Nah, but they can’t take woke from us. That’s the thing though. The people that have spearheaded this anti-woke movement, they didn’t create woke. Woke is born of civil rights, black artists and activists. Nah. Stay woke.

You’re of mixed race, and on “Blue Eyes” you’re rapping about the self-doubt that caused in your younger years: “I would stare at my parents and wonder why my appearance was different, used to wish I was white, would fantasize.” Tell me more about this song and its genesis.

Man, I started writing that song in 2016. I did ayahuasca for the first time and I was hella depressed. And I was asking “Why do I feel so much pain?” I had this higher voice come to me and say, “I used to want blue eyes.
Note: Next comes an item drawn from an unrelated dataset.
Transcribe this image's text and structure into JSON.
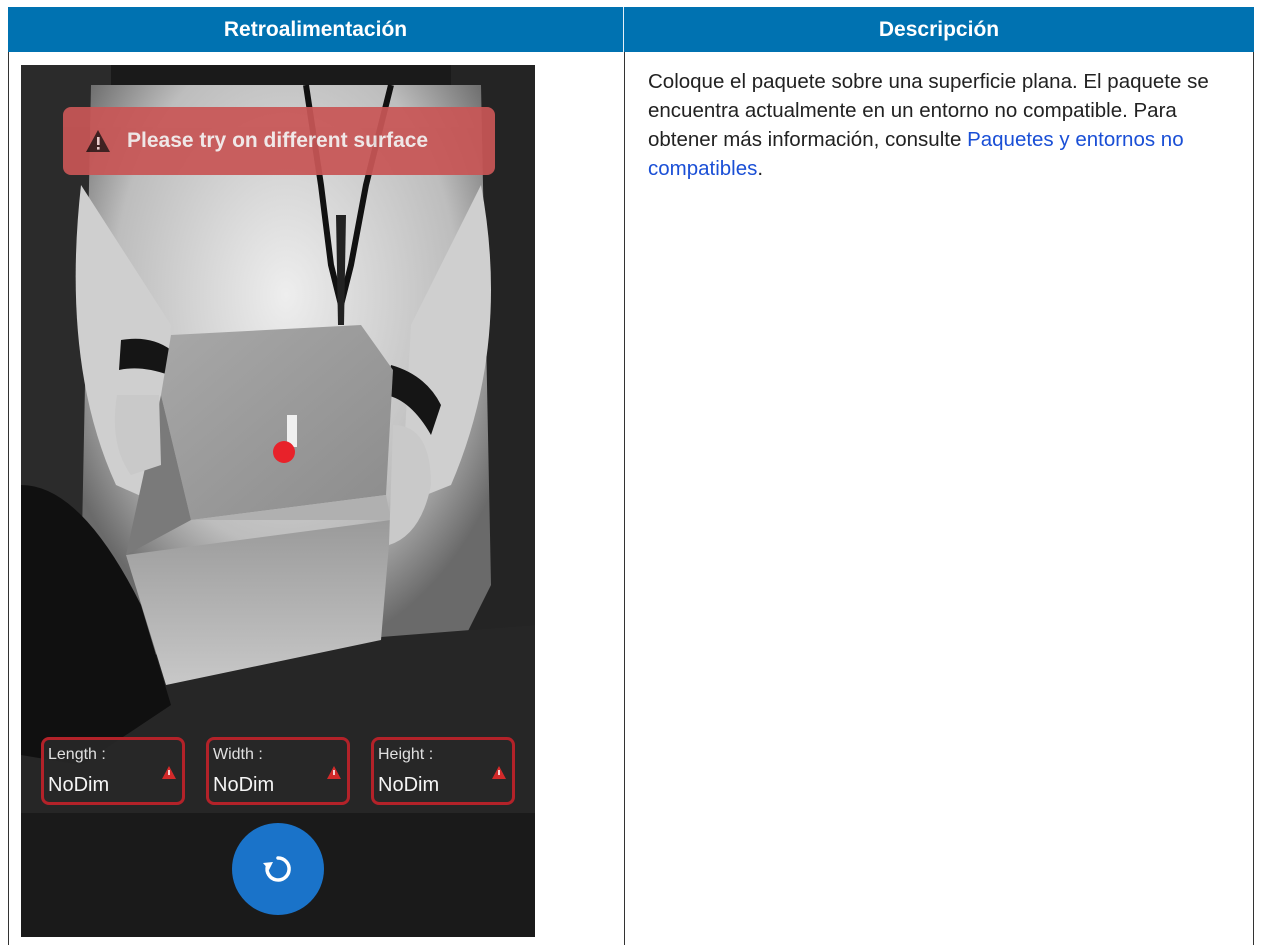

That is the root of pain.” So I started writing that song. But I didn’t have the rest of the words. And then more recently, my aunt in Ghana got skin cancer and then I learned that she had a history of skin bleaching. I was really floored by that. Suddenly I felt like I had the words for the song. That was the only thing I could imagine to do with that heavy of an emotion. It was a song I’d been trying to finish since the idea way back in 2016. Obviously it very explicitly speaks to the condition of African people in a white supremacist society. But I think at the same time, and perhaps even in a broader sense, it’s a message of self-acceptance and self-love to anyone.